Tonight I am looking at photos.
Of Before.
Of us smiling.
How handsome he was, and how full of hope and innocence we were.
I can't really recognize that girl. It is like looking at someone related to me, but generations removed.
I have the video from the first birthday of mine we spent together. 5 years ago.
We went to a State park and had a pic-nik. Salads and sparking sodas, ginger beer. Fruits.
Big blankets we used to spread out under the canopy of trees. Tee shirts and shorts weather. Kisses.
He gave me the first season of Burn Notice on DVD and a card I still have.
We took a nap together until it was time to drive home. I believe it was a Sunday and I was working the next day.
We had been engaged 3 months then. Only a few people knew. We had decided to tell our families at the holidays in November.
I laughed so much that day.
I went so many years of my life with terrible birthdays. I even just stopped celebrating at one point.
But he gave me such a happy one that day.
My handsome man. My beautiful boy. My future. I could tell him anything and he still said, "I love you, darlin'. I'm not running."
I felt safe. I felt strong. I felt like I was balanced and truly loved and completely, unconditionally accepted.
I felt that anything was possible. Every good thought I had never dared to let myself contemplate was suddenly perhaps obtainable.
Anything and Everything was possible.
He was my TimeLord that day. He made time stop. In that afternoon he gave me an eternity of joy, happiness, and love. Not just the tv show.
He helped me forget the stress of moving twice in two months. The hardness of some days only seeing him after his classes ended and coming to bed.

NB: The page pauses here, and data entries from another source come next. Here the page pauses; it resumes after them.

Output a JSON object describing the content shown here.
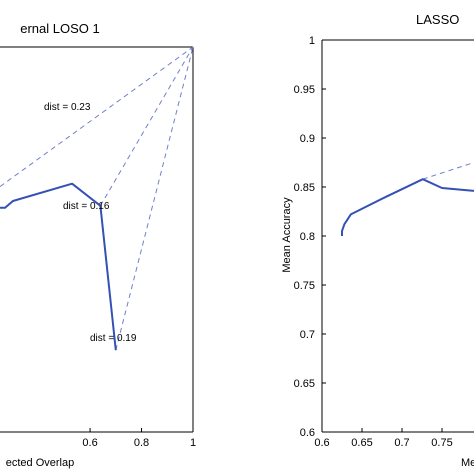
{
  "colors": {
    "series": "#3451b3",
    "dashed": "#7080cc"
  },
  "chart_data": [
    {
      "type": "line",
      "title": "ernal LOSO 1",
      "xlabel": "ected Overlap",
      "ylabel": "",
      "xlim": [
        0.25,
        1.0
      ],
      "ylim": [
        0.6,
        1.0
      ],
      "xticks": [
        {
          "value": 0.6,
          "label": "0.6"
        },
        {
          "value": 0.8,
          "label": "0.8"
        },
        {
          "value": 1.0,
          "label": "1"
        }
      ],
      "series": [
        {
          "x": [
            0.25,
            0.27,
            0.3,
            0.53,
            0.64,
            0.7
          ],
          "y": [
            0.833,
            0.833,
            0.84,
            0.858,
            0.835,
            0.685
          ]
        }
      ],
      "reference_point": {
        "x": 1.0,
        "y": 1.0
      },
      "distance_lines": [
        {
          "x": 0.25,
          "y": 0.855,
          "label": "dist = 0.23"
        },
        {
          "x": 0.64,
          "y": 0.835,
          "label": "dist = 0.16"
        },
        {
          "x": 0.7,
          "y": 0.685,
          "label": "dist = 0.19"
        }
      ]
    },
    {
      "type": "line",
      "title": "LASSO",
      "xlabel": "Me",
      "ylabel": "Mean Accuracy",
      "xlim": [
        0.6,
        0.79
      ],
      "ylim": [
        0.6,
        1.0
      ],
      "xticks": [
        {
          "value": 0.6,
          "label": "0.6"
        },
        {
          "value": 0.65,
          "label": "0.65"
        },
        {
          "value": 0.7,
          "label": "0.7"
        },
        {
          "value": 0.75,
          "label": "0.75"
        }
      ],
      "yticks": [
        {
          "value": 0.6,
          "label": "0.6"
        },
        {
          "value": 0.65,
          "label": "0.65"
        },
        {
          "value": 0.7,
          "label": "0.7"
        },
        {
          "value": 0.75,
          "label": "0.75"
        },
        {
          "value": 0.8,
          "label": "0.8"
        },
        {
          "value": 0.85,
          "label": "0.85"
        },
        {
          "value": 0.9,
          "label": "0.9"
        },
        {
          "value": 0.95,
          "label": "0.95"
        },
        {
          "value": 1.0,
          "label": "1"
        }
      ],
      "series": [
        {
          "x": [
            0.625,
            0.625,
            0.628,
            0.636,
            0.68,
            0.726,
            0.75,
            0.79
          ],
          "y": [
            0.8,
            0.805,
            0.812,
            0.822,
            0.84,
            0.858,
            0.849,
            0.846
          ]
        }
      ],
      "dashed_segment": {
        "x": [
          0.726,
          0.79
        ],
        "y": [
          0.858,
          0.875
        ]
      }
    }
  ]
}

That day was autumn air and sun, and the shadows of the trees moving in the wind.
That day was ours.
That day was mine.
That day was his gift. A love token. A foretelling of the good before the world crashed and stopped and burned.
That last happy birthday I ever had.
The last one without the shadow of death. Just the trees.
The last one I did not wonder if I would be sharing my next year with him.
Just those long and everlasting happy hours.
That is what I mourn over. That is what comes to mind with the tears. That is the warmth I want when all I can think is the cold terror of the next birthday. Where it was unknown if he would live to see the next day. When everything odd and disturbing clicked together with his illness but in a horrid realization of how close to losing him I was. That long, long birthday night of forms, scans, doctors whispering, and for the first time seeing the tumor that had grown in his brain, and was going to eventually kill him.
That day, I longed for something simple like a DVD set. That day I wanted the trees and nap together, not the sounds of the Neuro ICU.
I think I would go back to that day, if I could. I would spend forever there, with him.
Just us and the laughter and hope. The happiness. The wind. The silence. Being the only two people around in that wilderness that day.
He gave me that happy day. What I never thought possible.
What seems lifetimes ago.
Maybe someday, this Girl Who Waits will see that magic blue box. I will know where to go. When to go.
All of Time and Space... yes, I know when.
I will hear his voice whisper back to me, "As you wish. My darlin'. As you wish."